Remember this image because it’s absolutely perfect for this piece. It’s about my nan, affectionately known as Nelly, who was indisputably the kindest, warmest, most decent person I’ve ever known and I loved her utterly. She’s no longer with us of course – she died just before Carol and I got married almost 40 years ago. But I think of her often and this evening I had a fond smile at her memory sparked by a clip from tonight’s TV.

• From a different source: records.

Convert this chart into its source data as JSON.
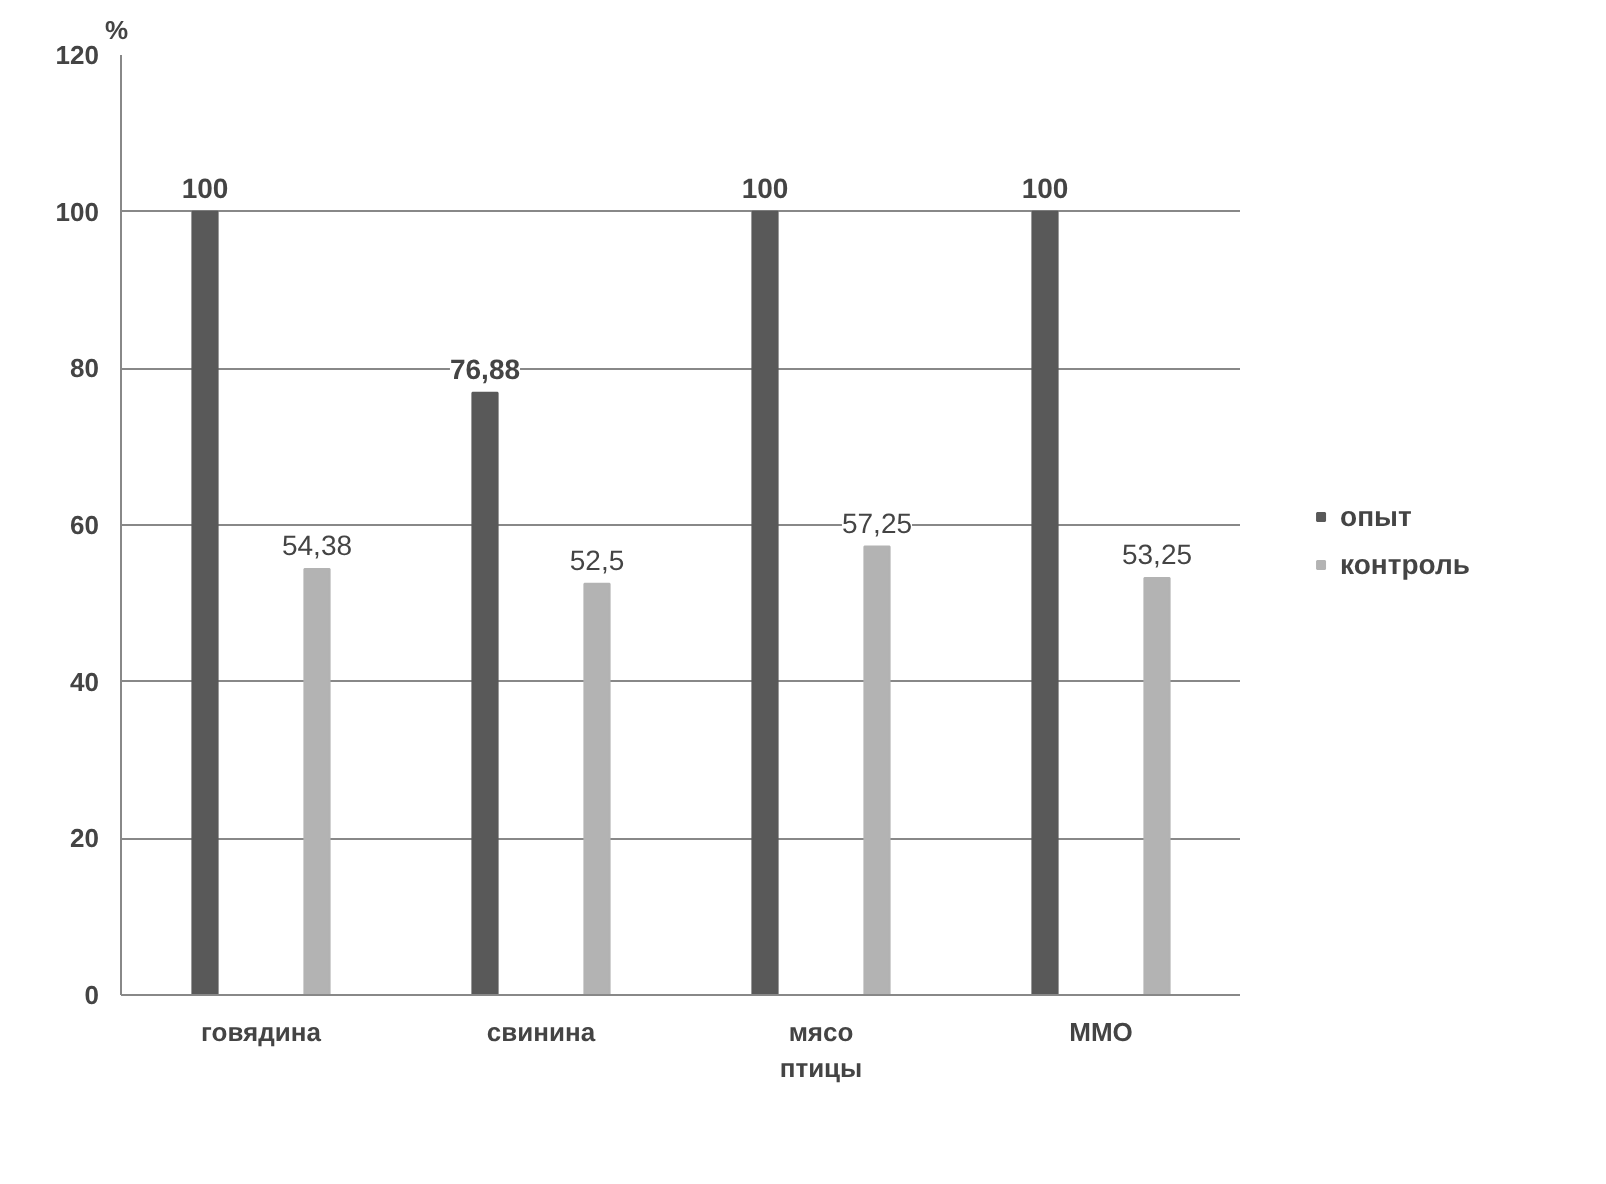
{
  "chart_data": {
    "type": "bar",
    "ylabel": "%",
    "categories": [
      "говядина",
      "свинина",
      "мясо птицы",
      "ММО"
    ],
    "series": [
      {
        "name": "опыт",
        "color": "#595959",
        "values": [
          100,
          76.88,
          100,
          100
        ],
        "value_labels": [
          "100",
          "76,88",
          "100",
          "100"
        ]
      },
      {
        "name": "контроль",
        "color": "#b3b3b3",
        "values": [
          54.38,
          52.5,
          57.25,
          53.25
        ],
        "value_labels": [
          "54,38",
          "52,5",
          "57,25",
          "53,25"
        ]
      }
    ],
    "ylim": [
      0,
      120
    ],
    "yticks": [
      0,
      20,
      40,
      60,
      80,
      100,
      120
    ],
    "grid": "y",
    "legend": "right"
  }
}
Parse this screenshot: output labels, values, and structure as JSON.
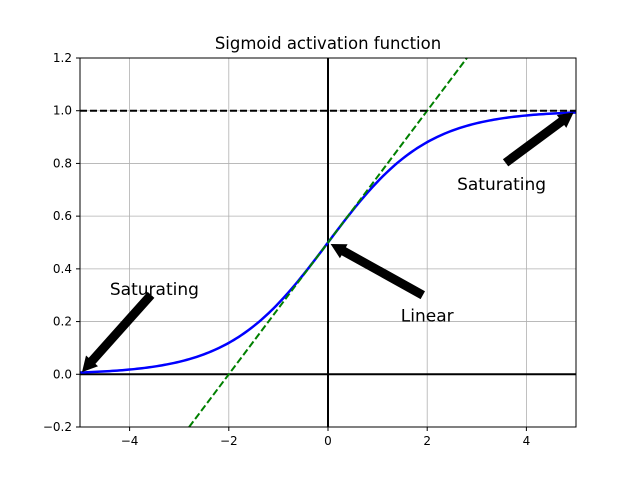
{
  "chart_data": {
    "type": "line",
    "title": "Sigmoid activation function",
    "xlabel": "",
    "ylabel": "",
    "xlim": [
      -5,
      5
    ],
    "ylim": [
      -0.2,
      1.2
    ],
    "grid": true,
    "x_ticks": [
      -4,
      -2,
      0,
      2,
      4
    ],
    "x_tick_labels": [
      "−4",
      "−2",
      "0",
      "2",
      "4"
    ],
    "y_ticks": [
      -0.2,
      0.0,
      0.2,
      0.4,
      0.6,
      0.8,
      1.0,
      1.2
    ],
    "y_tick_labels": [
      "−0.2",
      "0.0",
      "0.2",
      "0.4",
      "0.6",
      "0.8",
      "1.0",
      "1.2"
    ],
    "series": [
      {
        "kind": "curve",
        "style": "solid",
        "color": "#0000ff",
        "x": [
          -5,
          -4.5,
          -4,
          -3.5,
          -3,
          -2.5,
          -2,
          -1.5,
          -1,
          -0.5,
          0,
          0.5,
          1,
          1.5,
          2,
          2.5,
          3,
          3.5,
          4,
          4.5,
          5
        ],
        "y": [
          0.0067,
          0.011,
          0.018,
          0.0293,
          0.0474,
          0.0759,
          0.1192,
          0.1824,
          0.2689,
          0.3775,
          0.5,
          0.6225,
          0.7311,
          0.8176,
          0.8808,
          0.9241,
          0.9526,
          0.9707,
          0.982,
          0.989,
          0.9933
        ]
      },
      {
        "kind": "tangent",
        "style": "dashed",
        "color": "#008000",
        "x": [
          -2.8,
          2.8
        ],
        "y": [
          -0.2,
          1.2
        ]
      },
      {
        "kind": "asymptote",
        "style": "dashed",
        "color": "#000000",
        "x": [
          -5,
          5
        ],
        "y": [
          1,
          1
        ]
      }
    ],
    "reference_lines": {
      "y": 0,
      "x": 0,
      "color": "#000000"
    },
    "annotations": [
      {
        "text": "Saturating",
        "text_xy": [
          3.5,
          0.7
        ],
        "arrow_xy": [
          5,
          1
        ]
      },
      {
        "text": "Saturating",
        "text_xy": [
          -3.5,
          0.3
        ],
        "arrow_xy": [
          -5,
          0
        ]
      },
      {
        "text": "Linear",
        "text_xy": [
          2,
          0.2
        ],
        "arrow_xy": [
          0,
          0.5
        ]
      }
    ]
  }
}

The programme was about the summer season in Blackpool, which regular readers will know was my home town when I grew up (well it was the nearest big town, as we lived 3 miles away in Poulton-le-Fylde which, be honest, you’ve never heard of have you?). There’s been a short season of these programmes looking at the town’s reputation as the ‘Las Vegas of the North’ – no sniggering at the back – and it’s been poignant to view them because they evoke so many memories. But tonight I had the most telling flashback. There was a feature, inevitably, about Blackpool Tower and it’s a fact that beneath the 4 legs of the structure sits the quite marvellous Tower Circus. Now we used to go every year to see the show and because my dad delivered to the venue where the main performers stayed, he managed to secure some back-of-house visits for us post-show. In those days many of the acts were animal-based and the biggest thrill I had was being shown the big cats by the very glamorous lion-tamer. But the biggest of the animal acts was the elephant troupe and the TV programme showed a few scenes from one of the performances. I always remember how poorly treated these animals were behind the scenes.
All these animals were kept in cages behind the scenes during the sumer season and the elephants were regularly taken out in the morning to exercise in the sea across the promenade. This always seemed like a scene one of those Attenborough documentaries from the Serengeti rather than a drizzly morning along the Lancashire coast and whatever the weather it usually attracted a huge crowd. Candy floss and pachyderms – only in Blackpool.
Another little known fact about these lovely animals was that during the off season they were kept at a farm in nearby Staining which was famous for its ice cream production. Now that farm was only separated from where my nan lived in Whitemoss Avenue by an apple and pear orchard at the rear of my nan’s garden (and which supplied the fruit for her unbelievable apple pies).
You may be ahead of me here but one evening as my nan was sitting in her lounge cosied up to the fireside and probably sewing as she always used to do before her eyesight went, she heard this loud knock on the back door. I always remember her telling me that it was a real thudding sound and it completely startled her. She was alone and understandably she was a little hesitant to go and see who it might be. But she realised from the strength of the knocking that it must be something serious. So she made her way quickly through the hallway, into the kitchen and opened the back door with a sense of trepidation. As she peered around the gap an extended trunk tapped her on the face and stood there was this huge elephant, just like the one in the picture above, which had escaped from the farm and had been gorging on the fruit in the orchard. And here it was all 8,000lbs of her staring my nan in the face at her back door.
How she didn’t have a heart seizure I’ll never know. A little old lady in her 50’s but she was made of oak as they all were in her generation. Of all the things it could have been – escaped prisoner, crazed psychopath, desperate neighbour, the Sweeney, the Spanish Inquisition – the last thing you’d expect to find knocking at your back door is a frigging 3.5 ton African elephant! If it had opened up and said ‘Have you ever seen our publication the Watchtower?’ it would have been sublime. Even so, as surreal experiences go, it was pretty damn awesome.
I like to imagine that my nan simply told it to pack its bags and f**k off back to the circus but she was an angel so she’d never use that language nor turn any lost soul away. Fancifully I rather think she probably fed her some apple pie and gave her a bucket of water and cared for her until the handlers arrived though reality is she calmly shooed it off and closed the door, sorted her hair and went back to her sewing. Old school. But don’t you think it’s a little profound that a lost female circus elephant ends up knocking on the door of someone called Nelly? I like to think it’s a little bit of Blackpool kiss-me-quick kismet.